Ce n'est pas ce dont je me souviens. De fait, j'irai plus loin: les chemins de fer n'ont jamais accepté devant moi de supprimer dans tous les cas l'intérêt public. On va y arriver, mais ils n'ont jamais accepté des droits de circulation obligatoires illimités.

M. Gouk: C'est donc un refus mitigé.

Le président: Point trois, Moya.

Mme Greene: Avant d'en finir avec les prix de ligne concurrentiels, l'interconnexion et l'arbitrage, c'est-à-dire les dispositions relatives à l'accès concurrentiel, j'aimerais parler des prix et conditions «commercialement équitables et raisonnables». De cela aussi vous entendrez beaucoup parler.

Encore une fois, comme nos collègues de ce côté-ci de la table l'ont dit, les dispositions relatives à l'accès concurrentiel constituent des recours réglementaires extraordinaires. Ils sont très utiles pour l'expéditeur qui risque d'être exploité, mais ils sont quand même extraordinaires. Si l'office est appelé à imposer un tarif, que ce soit pour l'interconnexion ou un PLC, et non seulement pour l'expéditeur tributaire, ou captif, puisque ces droits s'appliquent à tous les expéditeurs canadiens, et si la viabilité du rail nous tient à coeur pour l'avenir... cette disposition a pour but de guider l'office dans ses décisions lorsqu'il prend en main les négociations commerciales et impose un tarif.

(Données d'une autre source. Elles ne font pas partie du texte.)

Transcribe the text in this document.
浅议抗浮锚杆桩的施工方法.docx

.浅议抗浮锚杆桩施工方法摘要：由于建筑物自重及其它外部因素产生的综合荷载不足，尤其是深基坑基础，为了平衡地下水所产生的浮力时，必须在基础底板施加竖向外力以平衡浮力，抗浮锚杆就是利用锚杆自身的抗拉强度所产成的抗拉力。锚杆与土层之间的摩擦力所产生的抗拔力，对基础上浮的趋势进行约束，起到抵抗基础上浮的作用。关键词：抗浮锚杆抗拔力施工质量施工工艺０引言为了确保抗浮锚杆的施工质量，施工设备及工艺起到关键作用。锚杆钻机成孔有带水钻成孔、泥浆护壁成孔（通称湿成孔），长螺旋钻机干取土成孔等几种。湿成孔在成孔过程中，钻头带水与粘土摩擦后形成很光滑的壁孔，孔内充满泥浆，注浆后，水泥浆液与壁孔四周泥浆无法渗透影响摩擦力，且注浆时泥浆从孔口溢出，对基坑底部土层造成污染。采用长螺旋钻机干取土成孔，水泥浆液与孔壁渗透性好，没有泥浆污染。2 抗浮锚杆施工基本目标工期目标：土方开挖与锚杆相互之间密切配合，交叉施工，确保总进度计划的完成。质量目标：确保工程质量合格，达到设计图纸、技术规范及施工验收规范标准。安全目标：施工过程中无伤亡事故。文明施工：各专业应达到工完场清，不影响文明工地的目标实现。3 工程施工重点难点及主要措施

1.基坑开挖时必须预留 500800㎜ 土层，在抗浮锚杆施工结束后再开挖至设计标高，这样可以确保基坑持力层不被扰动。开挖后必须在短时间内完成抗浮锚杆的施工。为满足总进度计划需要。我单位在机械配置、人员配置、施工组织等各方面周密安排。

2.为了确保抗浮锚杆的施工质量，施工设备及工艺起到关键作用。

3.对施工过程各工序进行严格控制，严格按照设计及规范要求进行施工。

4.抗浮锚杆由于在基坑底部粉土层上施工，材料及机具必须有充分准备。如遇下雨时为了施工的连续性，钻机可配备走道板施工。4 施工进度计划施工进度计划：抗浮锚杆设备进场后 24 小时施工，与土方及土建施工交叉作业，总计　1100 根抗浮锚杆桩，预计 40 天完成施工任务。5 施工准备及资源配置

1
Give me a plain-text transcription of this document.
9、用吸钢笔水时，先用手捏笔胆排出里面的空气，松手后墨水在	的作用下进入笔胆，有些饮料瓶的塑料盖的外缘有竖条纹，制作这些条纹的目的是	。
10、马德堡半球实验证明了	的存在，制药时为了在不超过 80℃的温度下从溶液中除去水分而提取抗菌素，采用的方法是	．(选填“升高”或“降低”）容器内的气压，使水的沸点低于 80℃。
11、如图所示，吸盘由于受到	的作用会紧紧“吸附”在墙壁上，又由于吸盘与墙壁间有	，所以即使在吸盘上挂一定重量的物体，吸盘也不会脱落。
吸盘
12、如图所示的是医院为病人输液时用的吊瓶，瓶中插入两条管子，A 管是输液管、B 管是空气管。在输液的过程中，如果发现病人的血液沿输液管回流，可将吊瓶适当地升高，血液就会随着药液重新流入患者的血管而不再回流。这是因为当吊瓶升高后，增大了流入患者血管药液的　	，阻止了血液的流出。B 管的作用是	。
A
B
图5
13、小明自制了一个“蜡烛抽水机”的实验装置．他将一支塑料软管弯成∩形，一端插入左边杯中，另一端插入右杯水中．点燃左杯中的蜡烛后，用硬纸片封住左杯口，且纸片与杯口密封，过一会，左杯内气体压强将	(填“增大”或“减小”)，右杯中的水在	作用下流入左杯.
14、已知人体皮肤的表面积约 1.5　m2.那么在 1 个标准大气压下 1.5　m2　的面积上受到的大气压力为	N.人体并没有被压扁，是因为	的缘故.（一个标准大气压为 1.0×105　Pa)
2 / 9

Il doit s'assurer que les conditions sont commercialement équitables et raisonnables.

Des expéditeurs vous diront que cette disposition limite l'accès à ce recours. Pour moi, c'est mal comprendre la règle «commercialement équitable et raisonnable». C'est une ligne directrice à l'intention de l'office. C'est une autre façon de dire: «Oui, nous reconnaissons qu'il faut un règlement, ce qui en soi est extraordinaire, et l'office peut fixer le tarif, sauf qu'il doit bien être commercialement équitable et raisonnable.»

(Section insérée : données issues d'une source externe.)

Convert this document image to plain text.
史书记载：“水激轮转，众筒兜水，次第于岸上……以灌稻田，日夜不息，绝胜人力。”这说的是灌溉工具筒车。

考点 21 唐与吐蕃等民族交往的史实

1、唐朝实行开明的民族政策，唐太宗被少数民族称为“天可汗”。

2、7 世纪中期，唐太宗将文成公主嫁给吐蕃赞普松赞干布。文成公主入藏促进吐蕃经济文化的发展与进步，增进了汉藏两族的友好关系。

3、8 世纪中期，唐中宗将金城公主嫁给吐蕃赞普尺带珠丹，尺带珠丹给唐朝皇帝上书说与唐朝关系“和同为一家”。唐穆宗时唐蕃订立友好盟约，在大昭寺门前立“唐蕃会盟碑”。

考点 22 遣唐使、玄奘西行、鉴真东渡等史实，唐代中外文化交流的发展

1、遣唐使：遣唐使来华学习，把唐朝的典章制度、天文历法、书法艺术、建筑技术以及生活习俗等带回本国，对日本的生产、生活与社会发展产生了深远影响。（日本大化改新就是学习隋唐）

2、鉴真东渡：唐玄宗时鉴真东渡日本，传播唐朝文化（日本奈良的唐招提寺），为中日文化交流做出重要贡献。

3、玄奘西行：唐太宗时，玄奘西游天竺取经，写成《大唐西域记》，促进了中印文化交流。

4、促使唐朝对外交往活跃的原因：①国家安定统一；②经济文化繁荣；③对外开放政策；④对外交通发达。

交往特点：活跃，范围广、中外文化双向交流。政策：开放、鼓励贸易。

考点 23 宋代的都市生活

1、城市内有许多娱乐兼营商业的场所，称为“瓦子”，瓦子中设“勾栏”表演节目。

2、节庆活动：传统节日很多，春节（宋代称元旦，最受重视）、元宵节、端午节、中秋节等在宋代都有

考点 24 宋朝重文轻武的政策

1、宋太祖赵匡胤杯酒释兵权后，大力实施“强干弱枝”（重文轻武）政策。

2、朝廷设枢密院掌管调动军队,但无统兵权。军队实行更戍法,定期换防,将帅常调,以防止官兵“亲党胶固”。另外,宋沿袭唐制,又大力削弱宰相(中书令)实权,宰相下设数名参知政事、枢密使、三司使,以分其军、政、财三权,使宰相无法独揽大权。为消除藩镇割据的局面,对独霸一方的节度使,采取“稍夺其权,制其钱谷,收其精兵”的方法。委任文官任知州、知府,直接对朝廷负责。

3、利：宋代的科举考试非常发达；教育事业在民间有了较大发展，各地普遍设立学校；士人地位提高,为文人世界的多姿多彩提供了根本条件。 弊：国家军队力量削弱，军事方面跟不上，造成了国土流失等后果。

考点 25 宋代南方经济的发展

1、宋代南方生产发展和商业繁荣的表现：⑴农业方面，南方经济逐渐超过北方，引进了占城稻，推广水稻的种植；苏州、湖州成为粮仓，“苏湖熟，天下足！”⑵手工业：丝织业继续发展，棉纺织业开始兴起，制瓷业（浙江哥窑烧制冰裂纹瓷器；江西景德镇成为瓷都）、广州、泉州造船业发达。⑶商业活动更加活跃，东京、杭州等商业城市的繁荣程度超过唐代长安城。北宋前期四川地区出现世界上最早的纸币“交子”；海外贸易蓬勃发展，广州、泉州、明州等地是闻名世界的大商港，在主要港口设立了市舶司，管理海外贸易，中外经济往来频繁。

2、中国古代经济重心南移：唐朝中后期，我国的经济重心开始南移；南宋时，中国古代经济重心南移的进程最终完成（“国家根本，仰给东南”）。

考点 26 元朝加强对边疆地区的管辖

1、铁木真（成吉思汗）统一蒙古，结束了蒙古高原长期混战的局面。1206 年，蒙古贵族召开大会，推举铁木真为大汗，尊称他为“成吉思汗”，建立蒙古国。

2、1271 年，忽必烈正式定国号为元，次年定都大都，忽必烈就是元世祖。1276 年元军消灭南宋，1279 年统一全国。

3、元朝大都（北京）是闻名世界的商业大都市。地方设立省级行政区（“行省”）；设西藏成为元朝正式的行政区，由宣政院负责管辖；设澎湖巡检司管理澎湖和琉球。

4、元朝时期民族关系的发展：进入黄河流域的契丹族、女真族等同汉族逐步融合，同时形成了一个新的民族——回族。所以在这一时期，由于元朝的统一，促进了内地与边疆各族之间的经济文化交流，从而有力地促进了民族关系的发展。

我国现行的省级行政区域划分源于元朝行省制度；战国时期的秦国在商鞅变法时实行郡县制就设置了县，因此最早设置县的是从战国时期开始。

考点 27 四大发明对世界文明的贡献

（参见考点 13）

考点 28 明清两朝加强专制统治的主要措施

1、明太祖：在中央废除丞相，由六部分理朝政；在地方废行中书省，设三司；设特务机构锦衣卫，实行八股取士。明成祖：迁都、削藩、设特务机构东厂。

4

Examinez la disposition. Posez-vous la question et posez-la à d'autres, et pas seulement à des expéditeurs tributaires: est-il admissible que dans les circonstances la décision de l'office soit guidée par ce qu'il estime être juste et raisonnable?

C'est ce que j'avais à dire à propos de l'accès concurrentiel.

Monsieur le président, si vous le voulez bien, j'aimerais maintenant parler des droits de circulation et des obligations de transporteur public.

Le président: Merci.

Mme Greene: Vous n'entendrez sans doute pas beaucoup parler des obligations de transporteur public, parce que ce que l'on trouve dans le projet de loi est la même chose qui existe depuis des années. Mais je veux parler un peu des obligations de transporteur public pour insister sur le fait que les expéditeurs qui se sentent exploités par les chemins de fer ont quand même encore facilement accès à l'office.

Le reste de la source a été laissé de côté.